It’s a compelling introduction to Nozomi, who is also the protagonist of Farewell, My Dear Cramer’s (both the manga and this adaptation) prequel, but it turns out that she isn’t the only main character here. Sumire Suou and Midori Soshizaki, two rivals from different middle schools, are the other leads. They become teammates in high school, a situation which is all-the-more delightful because it happens not by coincidence, but because Midori reached out to Sumire and wanted to become her teammate.
Despite my disinterest in soccer, Cramer‘s likable main characters meant that I was greatly invested, even if the premiere’s switch in focus from Nozomi to the other two, followed by Nozomi’s reappearance later on, makes the initial experience a bit confusing.

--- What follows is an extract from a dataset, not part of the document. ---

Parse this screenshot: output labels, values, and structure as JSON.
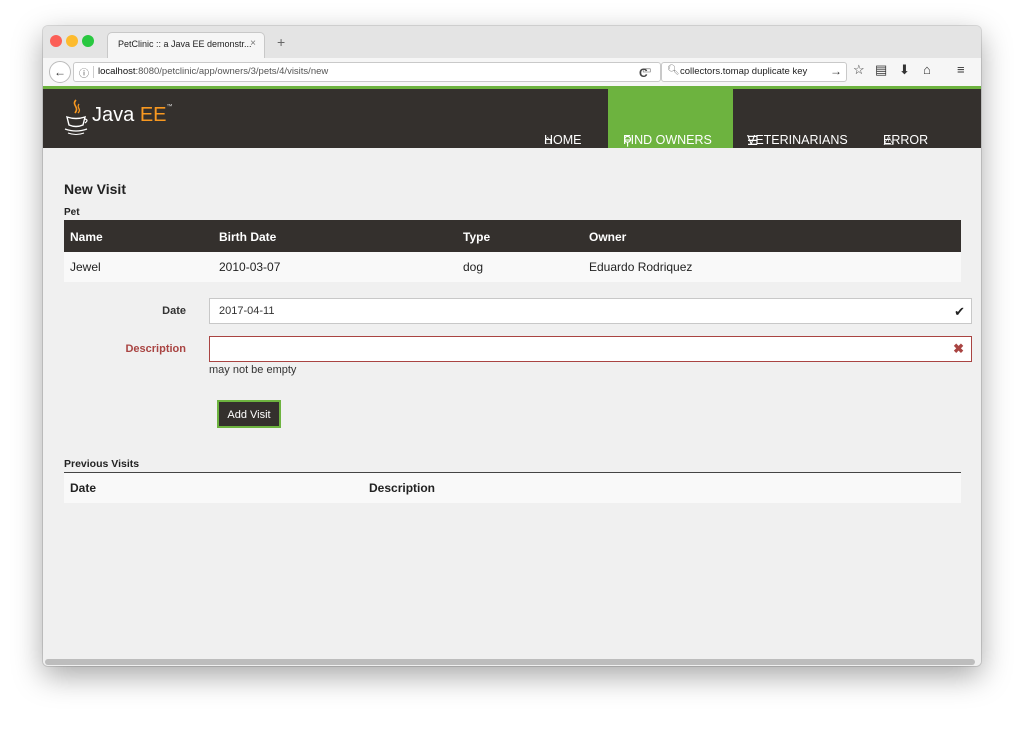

The characters’ strength is such that I can also overlook the below-average animation, although the sizable number of animation directors (generally not a good sign) involved with the show’s current two episodes on top of the production quality has me concerned about the behind-the-scenes situation.
JORAN: The Princess of Snow and Blood: A political intrigue that gives you the chills
JORAN: The Princess of Snow and Blood is an original anime featuring Sawa Yukimura, who runs a used bookstore and lives with a young girl named Asahi. Sawa is also an executioner for the Nue, a secret government organization that roots out dissidents and people against the Tokugawa, who have continued to rule an alternate Japan.
Sawa, whose real name is Sawa Karasumori, definitely has more to her than meets the eye. She isn’t one without emotion, but is a capable and cold fighter. That is what Nue needs though, because this anime’s most chilling moments are when people are killed in cold blood without a single hint of emotion. The ink-brush combined with digital animation techniques feed well into that dark and heavy atmosphere of killing within JORAN, especially when Sawa is often surrounded by the cold and blue winter. Perhaps what unsettled me the most is how this is a cardinal rule: Don’t trust anyone. Not your friends, not your colleagues, and not even your adopted or blood family. I do want to commend the production committee for putting thought into the cast, by finding voice actors fluent in English for the anime’s English lines.
Because of how chilling and dark JORAN is, it’s definitely not for everyone. It weighs heavy on your soul, but if you can live with it, it’s a good one to look out for even though I’m left wondering how JORAN can wrap up nicely within a single season.
Megalo Box 2: Nomad: Joe’s back and sadder than ever
Megalo Box is back after three years to continue the story of our fearless and gearless protagonist Joe. The first season showed fans Joe’s rise from being an underground fighter known as “Junk Dog” to the Megalonia champion known as “Gearless Joe.” This season, however, takes an unexpected and depressing turn to show our champion’s fall from grace. It’s been seven years since the last season, and things have changed drastically — Joe has been through a lot. He has abandoned his name and legacy to move from one ring to the next, fighting anyone he can under his new and more fitting moniker: “Nomad.”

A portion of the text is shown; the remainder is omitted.